Lachlan Murdoch, architect of Fox News’ extremist turn, may soon gain even more power
Written by Matt Gertz
Published
Lachlan Murdoch helped turn Fox News into a bastion of white supremacist talking points, election subversion, and anti-vaccine conspiracy theories while shredding its “news side” operation. Now he may be rewarded with even more power.
The eldest son of Rupert Murdoch has steadily accumulated influence within his father’s media empire since 2014, when he returned to the family business following a sojourn in Australia. He is now his father’s virtually unchallenged heir — having pushed aside the late Fox News co-founder Roger Ailes and his own brother, James — and reigns as the executive chairman and chief executive of Fox Corp., parent company of Fox News, and co-chairman of News Corp., which owns The Wall Street Journal and New York Post.
Rupert Murdoch has now reportedly proposed combining those two media companies into a single conglomerate. The move has baffled some media executives and financial analysts, who question its business logic. But it makes sense as an exercise in succession planning, one aimed at expanding Lachlan Murdoch’s responsibilities and securing his control of the firm after his father, age 91, passes on.
That should worry anyone who cares about the malevolent influence Fox has on the nation’s politics.
Lachlan Murdoch is viewed as far more personally conservative than his father, who at times prioritized the finances and political influence of his media outlets rather than their ideology. Speaking at an event to launch a right-wing think tank in Sydney earlier this year, the son offered “a monologue that could have fit in seamlessly with the lineup of right-wing commentary served up every night by Fox News’s prime-time opinion hosts — including an obscure jab at the 1619 Project,” The Washington Post reported.
Lachlan Murdoch’s malign influence over Fox News has been apparent since he took direct control over day-to-day operations at the right-wing propaganda network during the Trump administration.
Under Lachlan Murdoch’s leadership, Fox became the nation’s most prominent venue for white nationalist conspiracy theories. He made Tucker Carlson the face of the network and publicly defended the host’s “great replacement” screeds — amid a wave of killings by adherents spouting the same talking points. By the grace of Lachlan Murdoch, Carlson retains a massive platform which he uses to garner regular praise from white nationalists who celebrate his mainstreaming of their blood-soaked narratives. The Fox host is most recently notable for elevating and whitewashing the rantings of a devoted antisemite.
Under Lachlan Murdoch’s leadership, Fox became a clearinghouse for election fraud conspiracy theories following the 2020 election, helping to fuel the right-wing rage and subversion schemes which culminated in the January 6 insurrection. Rather than reflecting on the role his network had in the storming of the U.S. Capitol and changing its course, Lachlan Murdoch allowed it to become a major distributor of conspiracy theories about that attack on U.S. democracy.

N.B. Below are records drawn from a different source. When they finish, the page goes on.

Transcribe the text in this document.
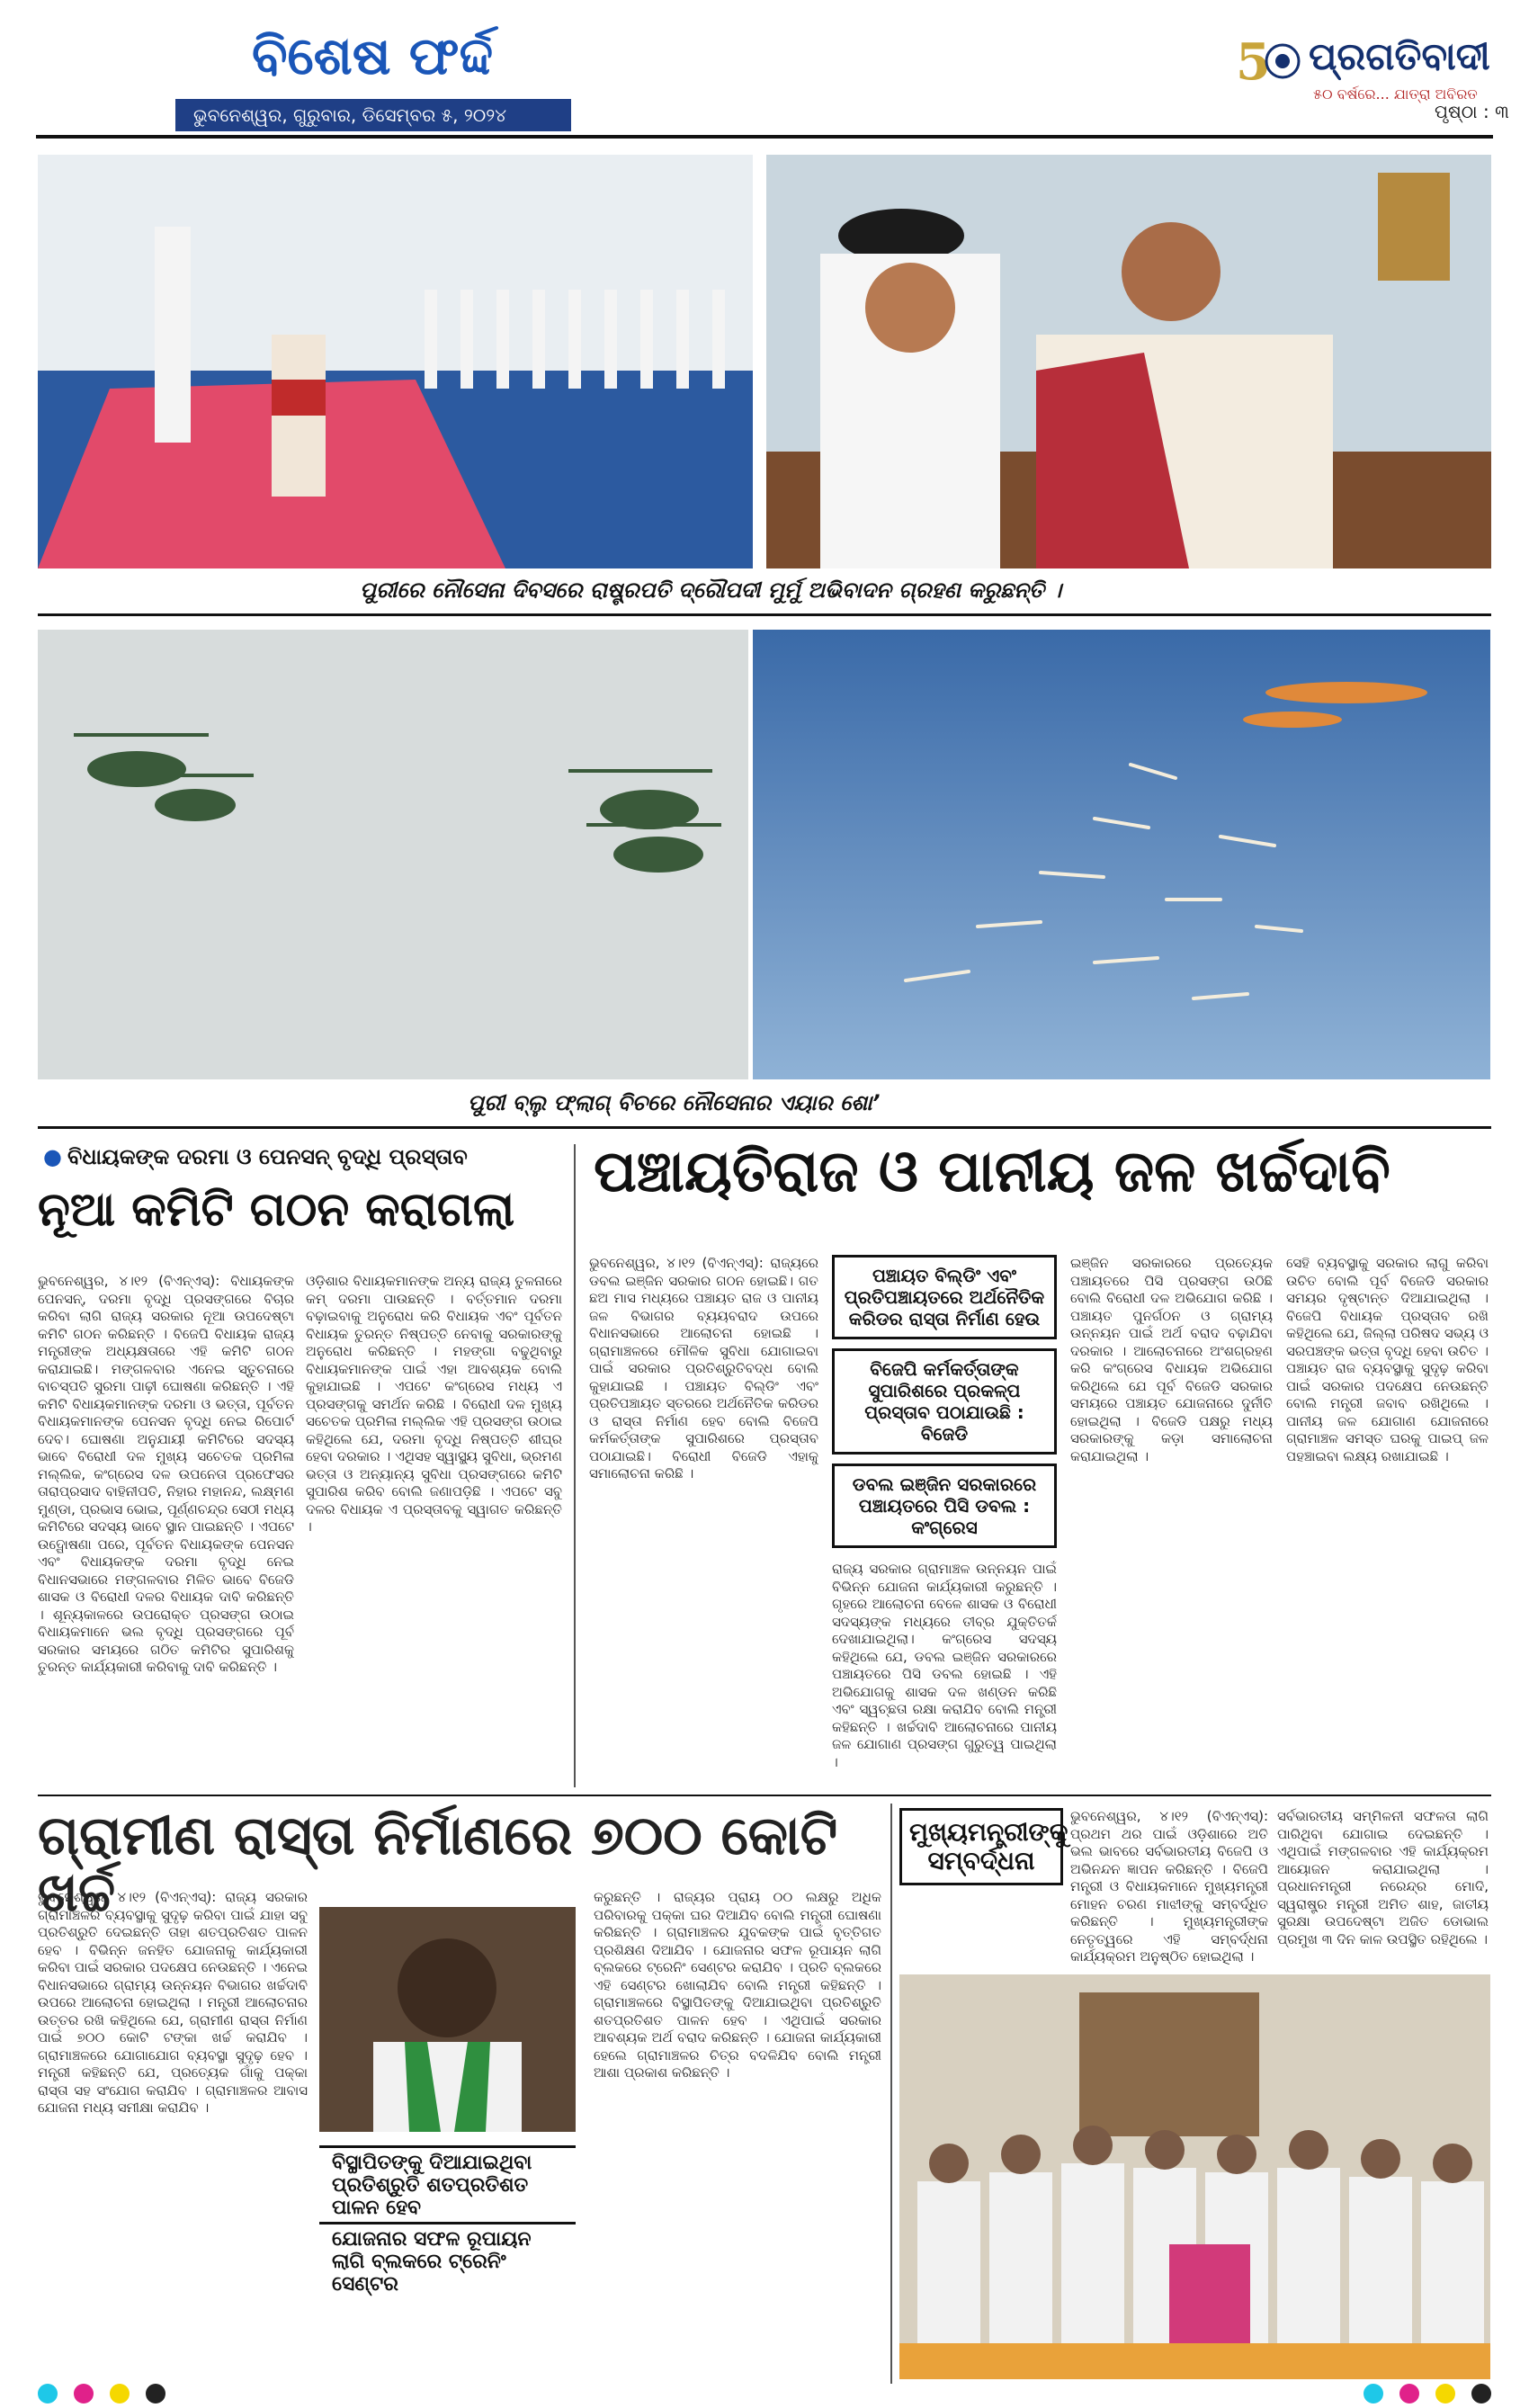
ବିଶେଷ ଫର୍ଦ୍ଦ
ଭୁବନେଶ୍ୱର, ଗୁରୁବାର, ଡିସେମ୍ବର ୫, ୨୦୨୪
5 ପ୍ରଗତିବାଦୀ
୫୦ ବର୍ଷରେ... ଯାତ୍ରା ଅବିରତ
ପୃଷ୍ଠା : ୩
ପୁରୀରେ ନୌସେନା ଦିବସରେ ରାଷ୍ଟ୍ରପତି ଦ୍ରୌପଦୀ ମୁର୍ମୁ ଅଭିବାଦନ ଗ୍ରହଣ କରୁଛନ୍ତି ।
ପୁରୀ ବ୍ଲୁ ଫ୍ଲାଗ୍ ବିଚରେ ନୌସେନାର ଏୟାର ଶୋ’
● ବିଧାୟକଙ୍କ ଦରମା ଓ ପେନସନ୍ ବୃଦ୍ଧି ପ୍ରସ୍ତାବ
ନୂଆ କମିଟି ଗଠନ କରାଗଲା
ଭୁବନେଶ୍ୱର, ୪।୧୨ (ବିଏନ୍ଏସ୍): ବିଧାୟକଙ୍କ ପେନସନ୍, ଦରମା ବୃଦ୍ଧି ପ୍ରସଙ୍ଗରେ ବିଚାର କରିବା ଲାଗି ରାଜ୍ୟ ସରକାର ନୂଆ ଉପଦେଷ୍ଟା କମିଟି ଗଠନ କରିଛନ୍ତି । ବିଜେପି ବିଧାୟକ ରାଜ୍ୟ ମନ୍ତ୍ରୀଙ୍କ ଅଧ୍ୟକ୍ଷତାରେ ଏହି କମିଟି ଗଠନ କରାଯାଇଛି। ମଙ୍ଗଳବାର ଏନେଇ ସ୍ତୁଚନାରେ ବାଚସ୍ପତି ସୁରମା ପାଢ଼ୀ ଘୋଷଣା କରିଛନ୍ତି । ଏହି କମିଟି ବିଧାୟକମାନଙ୍କ ଦରମା ଓ ଭତ୍ତା, ପୂର୍ବତନ ବିଧାୟକମାନଙ୍କ ପେନସନ ବୃଦ୍ଧି ନେଇ ରିପୋର୍ଟ ଦେବ। ଘୋଷଣା ଅନୁଯାୟୀ କମିଟିରେ ସଦସ୍ୟ ଭାବେ ବିରୋଧୀ ଦଳ ମୁଖ୍ୟ ସଚେତକ ପ୍ରମିଳା ମଲ୍ଲିକ, କଂଗ୍ରେସ ଦଳ ଉପନେତା ପ୍ରଫେସର ତାରାପ୍ରସାଦ ବାହିନୀପତି, ନିହାର ମହାନନ୍ଦ, ଲକ୍ଷ୍ମଣ ମୁଣ୍ଡା, ପ୍ରଭାସ ଭୋଇ, ପୂର୍ଣ୍ଣଚନ୍ଦ୍ର ସେଠୀ ମଧ୍ୟ କମିଟିରେ ସଦସ୍ୟ ଭାବେ ସ୍ଥାନ ପାଇଛନ୍ତି । ଏପଟେ ଉଦ୍ଘୋଷଣା ପରେ, ପୂର୍ବତନ ବିଧାୟକଙ୍କ ପେନସନ ଏବଂ ବିଧାୟକଙ୍କ ଦରମା ବୃଦ୍ଧି ନେଇ ବିଧାନସଭାରେ ମଙ୍ଗଳବାର ମିଳିତ ଭାବେ ବିଜେଡି ଶାସକ ଓ ବିରୋଧୀ ଦଳର ବିଧାୟକ ଦାବି କରିଛନ୍ତି । ଶୂନ୍ୟକାଳରେ ଉପରୋକ୍ତ ପ୍ରସଙ୍ଗ ଉଠାଇ ବିଧାୟକମାନେ ଭଲ ବୃଦ୍ଧି ପ୍ରସଙ୍ଗରେ ପୂର୍ବ ସରକାର ସମୟରେ ଗଠିତ କମିଟିର ସୁପାରିଶକୁ ତୁରନ୍ତ କାର୍ଯ୍ୟକାରୀ କରିବାକୁ ଦାବି କରିଛନ୍ତି ।
ଓଡ଼ିଶାର ବିଧାୟକମାନଙ୍କ ଅନ୍ୟ ରାଜ୍ୟ ତୁଳନାରେ କମ୍ ଦରମା ପାଉଛନ୍ତି । ବର୍ତ୍ତମାନ ଦରମା ବଢ଼ାଇବାକୁ ଅନୁରୋଧ କରି ବିଧାୟକ ଏବଂ ପୂର୍ବତନ ବିଧାୟକ ତୁରନ୍ତ ନିଷ୍ପତ୍ତି ନେବାକୁ ସରକାରଙ୍କୁ ଅନୁରୋଧ କରିଛନ୍ତି । ମହଙ୍ଗା ବଢୁଥିବାରୁ ବିଧାୟକମାନଙ୍କ ପାଇଁ ଏହା ଆବଶ୍ୟକ ବୋଲି କୁହାଯାଇଛି । ଏପଟେ କଂଗ୍ରେସ ମଧ୍ୟ ଏ ପ୍ରସଙ୍ଗକୁ ସମର୍ଥନ କରିଛି । ବିରୋଧୀ ଦଳ ମୁଖ୍ୟ ସଚେତକ ପ୍ରମିଳା ମଲ୍ଲିକ ଏହି ପ୍ରସଙ୍ଗ ଉଠାଇ କହିଥିଲେ ଯେ, ଦରମା ବୃଦ୍ଧି ନିଷ୍ପତ୍ତି ଶୀଘ୍ର ହେବା ଦରକାର । ଏଥିସହ ସ୍ୱାସ୍ଥ୍ୟ ସୁବିଧା, ଭ୍ରମଣ ଭତ୍ତା ଓ ଅନ୍ୟାନ୍ୟ ସୁବିଧା ପ୍ରସଙ୍ଗରେ କମିଟି ସୁପାରିଶ କରିବ ବୋଲି ଜଣାପଡ଼ିଛି । ଏପଟେ ସବୁ ଦଳର ବିଧାୟକ ଏ ପ୍ରସ୍ତାବକୁ ସ୍ୱାଗତ କରିଛନ୍ତି ।
ପଞ୍ଚାୟତିରାଜ ଓ ପାନୀୟ ଜଳ ଖର୍ଚ୍ଚଦାବି
ଭୁବନେଶ୍ୱର, ୪।୧୨ (ବିଏନ୍ଏସ୍): ରାଜ୍ୟରେ ଡବଲ ଇଞ୍ଜିନ ସରକାର ଗଠନ ହୋଇଛି। ଗତ ଛଅ ମାସ ମଧ୍ୟରେ ପଞ୍ଚାୟତ ରାଜ ଓ ପାନୀୟ ଜଳ ବିଭାଗର ବ୍ୟୟବରାଦ ଉପରେ ବିଧାନସଭାରେ ଆଲୋଚନା ହୋଇଛି । ଗ୍ରାମାଞ୍ଚଳରେ ମୌଳିକ ସୁବିଧା ଯୋଗାଇବା ପାଇଁ ସରକାର ପ୍ରତିଶ୍ରୁତିବଦ୍ଧ ବୋଲି କୁହାଯାଇଛି । ପଞ୍ଚାୟତ ବିଲ୍ଡିଂ ଏବଂ ପ୍ରତିପଞ୍ଚାୟତ ସ୍ତରରେ ଅର୍ଥନୈତିକ କରିଡର ଓ ରାସ୍ତା ନିର୍ମାଣ ହେବ ବୋଲି ବିଜେପି କର୍ମକର୍ତ୍ତାଙ୍କ ସୁପାରିଶରେ ପ୍ରସ୍ତାବ ପଠାଯାଇଛି। ବିରୋଧୀ ବିଜେଡି ଏହାକୁ ସମାଲୋଚନା କରିଛି ।
ପଞ୍ଚାୟତ ବିଲ୍ଡିଂ ଏବଂ ପ୍ରତିପଞ୍ଚାୟତରେ ଅର୍ଥନୈତିକ କରିଡର ରାସ୍ତା ନିର୍ମାଣ ହେଉ
ବିଜେପି କର୍ମକର୍ତ୍ତାଙ୍କ ସୁପାରିଶରେ ପ୍ରକଳ୍ପ ପ୍ରସ୍ତାବ ପଠାଯାଉଛି : ବିଜେଡି
ଡବଲ ଇଞ୍ଜିନ ସରକାରରେ ପଞ୍ଚାୟତରେ ପିସି ଡବଲ : କଂଗ୍ରେସ
ରାଜ୍ୟ ସରକାର ଗ୍ରାମାଞ୍ଚଳ ଉନ୍ନୟନ ପାଇଁ ବିଭିନ୍ନ ଯୋଜନା କାର୍ଯ୍ୟକାରୀ କରୁଛନ୍ତି । ଗୃହରେ ଆଲୋଚନା ବେଳେ ଶାସକ ଓ ବିରୋଧୀ ସଦସ୍ୟଙ୍କ ମଧ୍ୟରେ ତୀବ୍ର ଯୁକ୍ତିତର୍କ ଦେଖାଯାଇଥିଲା। କଂଗ୍ରେସ ସଦସ୍ୟ କହିଥିଲେ ଯେ, ଡବଲ ଇଞ୍ଜିନ ସରକାରରେ ପଞ୍ଚାୟତରେ ପିସି ଡବଲ ହୋଇଛି । ଏହି ଅଭିଯୋଗକୁ ଶାସକ ଦଳ ଖଣ୍ଡନ କରିଛି ଏବଂ ସ୍ୱଚ୍ଛତା ରକ୍ଷା କରାଯିବ ବୋଲି ମନ୍ତ୍ରୀ କହିଛନ୍ତି । ଖର୍ଚ୍ଚଦାବି ଆଲୋଚନାରେ ପାନୀୟ ଜଳ ଯୋଗାଣ ପ୍ରସଙ୍ଗ ଗୁରୁତ୍ୱ ପାଇଥିଲା ।
ଇଞ୍ଜିନ ସରକାରରେ ପ୍ରତ୍ୟେକ ପଞ୍ଚାୟତରେ ପିସି ପ୍ରସଙ୍ଗ ଉଠିଛି ବୋଲି ବିରୋଧୀ ଦଳ ଅଭିଯୋଗ କରିଛି । ପଞ୍ଚାୟତ ପୁନର୍ଗଠନ ଓ ଗ୍ରାମ୍ୟ ଉନ୍ନୟନ ପାଇଁ ଅର୍ଥ ବରାଦ ବଢ଼ାଯିବା ଦରକାର । ଆଲୋଚନାରେ ଅଂଶଗ୍ରହଣ କରି କଂଗ୍ରେସ ବିଧାୟକ ଅଭିଯୋଗ କରିଥିଲେ ଯେ ପୂର୍ବ ବିଜେଡି ସରକାର ସମୟରେ ପଞ୍ଚାୟତ ଯୋଜନାରେ ଦୁର୍ନୀତି ହୋଇଥିଲା । ବିଜେଡି ପକ୍ଷରୁ ମଧ୍ୟ ସରକାରଙ୍କୁ କଡ଼ା ସମାଲୋଚନା କରାଯାଇଥିଲା ।
ସେହି ବ୍ୟବସ୍ଥାକୁ ସରକାର ଲାଗୁ କରିବା ଉଚିତ ବୋଲି ପୂର୍ବ ବିଜେଡି ସରକାର ସମୟର ଦୃଷ୍ଟାନ୍ତ ଦିଆଯାଇଥିଲା । ବିଜେପି ବିଧାୟକ ପ୍ରସ୍ତାବ ରଖି କହିଥିଲେ ଯେ, ଜିଲ୍ଲା ପରିଷଦ ସଭ୍ୟ ଓ ସରପଞ୍ଚଙ୍କ ଭତ୍ତା ବୃଦ୍ଧି ହେବା ଉଚିତ । ପଞ୍ଚାୟତ ରାଜ ବ୍ୟବସ୍ଥାକୁ ସୁଦୃଢ଼ କରିବା ପାଇଁ ସରକାର ପଦକ୍ଷେପ ନେଉଛନ୍ତି ବୋଲି ମନ୍ତ୍ରୀ ଜବାବ ରଖିଥିଲେ । ପାନୀୟ ଜଳ ଯୋଗାଣ ଯୋଜନାରେ ଗ୍ରାମାଞ୍ଚଳ ସମସ୍ତ ଘରକୁ ପାଇପ୍ ଜଳ ପହଞ୍ଚାଇବା ଲକ୍ଷ୍ୟ ରଖାଯାଇଛି ।
ଗ୍ରାମୀଣ ରାସ୍ତା ନିର୍ମାଣରେ ୭୦୦ କୋଟି ଖର୍ଚ୍ଚ
ଭୁବନେଶ୍ୱର, ୪।୧୨ (ବିଏନ୍ଏସ୍): ରାଜ୍ୟ ସରକାର ଗ୍ରାମାଞ୍ଚଳର ବ୍ୟବସ୍ଥାକୁ ସୁଦୃଢ଼ କରିବା ପାଇଁ ଯାହା ସବୁ ପ୍ରତିଶ୍ରୁତି ଦେଇଛନ୍ତି ତାହା ଶତପ୍ରତିଶତ ପାଳନ ହେବ । ବିଭିନ୍ନ ଜନହିତ ଯୋଜନାକୁ କାର୍ଯ୍ୟକାରୀ କରିବା ପାଇଁ ସରକାର ପଦକ୍ଷେପ ନେଉଛନ୍ତି । ଏନେଇ ବିଧାନସଭାରେ ଗ୍ରାମ୍ୟ ଉନ୍ନୟନ ବିଭାଗର ଖର୍ଚ୍ଚଦାବି ଉପରେ ଆଲୋଚନା ହୋଇଥିଲା । ମନ୍ତ୍ରୀ ଆଲୋଚନାର ଉତ୍ତର ରଖି କହିଥିଲେ ଯେ, ଗ୍ରାମୀଣ ରାସ୍ତା ନିର୍ମାଣ ପାଇଁ ୭୦୦ କୋଟି ଟଙ୍କା ଖର୍ଚ୍ଚ କରାଯିବ । ଗ୍ରାମାଞ୍ଚଳରେ ଯୋଗାଯୋଗ ବ୍ୟବସ୍ଥା ସୁଦୃଢ଼ ହେବ । ମନ୍ତ୍ରୀ କହିଛନ୍ତି ଯେ, ପ୍ରତ୍ୟେକ ଗାଁକୁ ପକ୍କା ରାସ୍ତା ସହ ସଂଯୋଗ କରାଯିବ । ଗ୍ରାମାଞ୍ଚଳର ଆବାସ ଯୋଜନା ମଧ୍ୟ ସମୀକ୍ଷା କରାଯିବ ।
ବିସ୍ଥାପିତଙ୍କୁ ଦିଆଯାଇଥିବା ପ୍ରତିଶ୍ରୁତି ଶତପ୍ରତିଶତ ପାଳନ ହେବ
ଯୋଜନାର ସଫଳ ରୂପାୟନ ଲାଗି ବ୍ଲକରେ ଟ୍ରେନିଂ ସେଣ୍ଟର
କରୁଛନ୍ତି । ରାଜ୍ୟର ପ୍ରାୟ ୦୦ ଲକ୍ଷରୁ ଅଧିକ ପରିବାରକୁ ପକ୍କା ଘର ଦିଆଯିବ ବୋଲି ମନ୍ତ୍ରୀ ଘୋଷଣା କରିଛନ୍ତି । ଗ୍ରାମାଞ୍ଚଳର ଯୁବକଙ୍କ ପାଇଁ ବୃତ୍ତିଗତ ପ୍ରଶିକ୍ଷଣ ଦିଆଯିବ । ଯୋଜନାର ସଫଳ ରୂପାୟନ ଲାଗି ବ୍ଲକରେ ଟ୍ରେନିଂ ସେଣ୍ଟର କରାଯିବ । ପ୍ରତି ବ୍ଲକରେ ଏହି ସେଣ୍ଟର ଖୋଲାଯିବ ବୋଲି ମନ୍ତ୍ରୀ କହିଛନ୍ତି । ଗ୍ରାମାଞ୍ଚଳରେ ବିସ୍ଥାପିତଙ୍କୁ ଦିଆଯାଇଥିବା ପ୍ରତିଶ୍ରୁତି ଶତପ୍ରତିଶତ ପାଳନ ହେବ । ଏଥିପାଇଁ ସରକାର ଆବଶ୍ୟକ ଅର୍ଥ ବରାଦ କରିଛନ୍ତି । ଯୋଜନା କାର୍ଯ୍ୟକାରୀ ହେଲେ ଗ୍ରାମାଞ୍ଚଳର ଚିତ୍ର ବଦଳିଯିବ ବୋଲି ମନ୍ତ୍ରୀ ଆଶା ପ୍ରକାଶ କରିଛନ୍ତି ।
ମୁଖ୍ୟମନ୍ତ୍ରୀଙ୍କୁ ସମ୍ବର୍ଦ୍ଧନା
ଭୁବନେଶ୍ୱର, ୪।୧୨ (ବିଏନ୍ଏସ୍): ପ୍ରଥମ ଥର ପାଇଁ ଓଡ଼ିଶାରେ ଅତି ଭଲ ଭାବରେ ସର୍ବଭାରତୀୟ ବିଜେପି ଓ ଅଭିନନ୍ଦନ ଜ୍ଞାପନ କରିଛନ୍ତି । ବିଜେପି ମନ୍ତ୍ରୀ ଓ ବିଧାୟକମାନେ ମୁଖ୍ୟମନ୍ତ୍ରୀ ମୋହନ ଚରଣ ମାଝୀଙ୍କୁ ସମ୍ବର୍ଦ୍ଧିତ କରିଛନ୍ତି । ମୁଖ୍ୟମନ୍ତ୍ରୀଙ୍କ ନେତୃତ୍ୱରେ ଏହି ସମ୍ବର୍ଦ୍ଧନା କାର୍ଯ୍ୟକ୍ରମ ଅନୁଷ୍ଠିତ ହୋଇଥିଲା ।
ସର୍ବଭାରତୀୟ ସମ୍ମିଳନୀ ସଫଳତା ଲାଗି ପାରିଥିବା ଯୋଗାଇ ଦେଇଛନ୍ତି । ଏଥିପାଇଁ ମଙ୍ଗଳବାର ଏହି କାର୍ଯ୍ୟକ୍ରମ ଆୟୋଜନ କରାଯାଇଥିଲା । ପ୍ରଧାନମନ୍ତ୍ରୀ ନରେନ୍ଦ୍ର ମୋଦି, ସ୍ୱରାଷ୍ଟ୍ର ମନ୍ତ୍ରୀ ଅମିତ ଶାହ, ଜାତୀୟ ସୁରକ୍ଷା ଉପଦେଷ୍ଟା ଅଜିତ ଡୋଭାଲ ପ୍ରମୁଖ ୩ ଦିନ କାଳ ଉପସ୍ଥିତ ରହିଥିଲେ ।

Under Lachlan Murdoch’s leadership, Fox’s pandemic coverage consisted of downplaying the threat posed by the virus, touting the purportedly miraculous properties of drugs which are actually ineffective, and ultimately waging a sustained, Carlson-led effort to undermine the campaign to vaccinate Americans against it. Lachlan Murdoch publicly defended Carlson’s anti-vaccine propaganda even above the lives of his network’s viewers, who were vaccinated at lower rates than other cable news audiences — a likely factor in the higher COVID-19 death rates among Republicans.
And under Lachlan Murdoch’s leadership, Fox gutted its “news side” in favor of remaking the network as an even more egregiously partisan wrecking ball. The network conducted what insiders called a “purge” of the network’s “real journalists,” restaffed with GOP operatives, turned over some “news” hours to “opinion” hosts, and watched celebrated newsroom figures leave the network after losing power struggles with Carlson. It’s not difficult to imagine Lachlan Murdoch doing something similar to The Wall Street Journal if he is able to tighten his grip on News Corp.’s newspaper portfolio.
Lachlan Murdoch is “the most important actor” in Fox’s transformation from a right-wing network that supported the Republican Party to its current iteration as a slicker version of Alex Jones’ Infowars, Bloomberg’s Tim O’Brien noted earlier this year.
“Rupert Murdoch's son runs that network,” he explained. “The family controls the company. If they wanted that network to do something other than engage in propaganda and to delude people and to serve other goals, he could put anybody he wants in that anchor seat. Tucker Carlson exists because Lachlan Murdoch wants him to exist."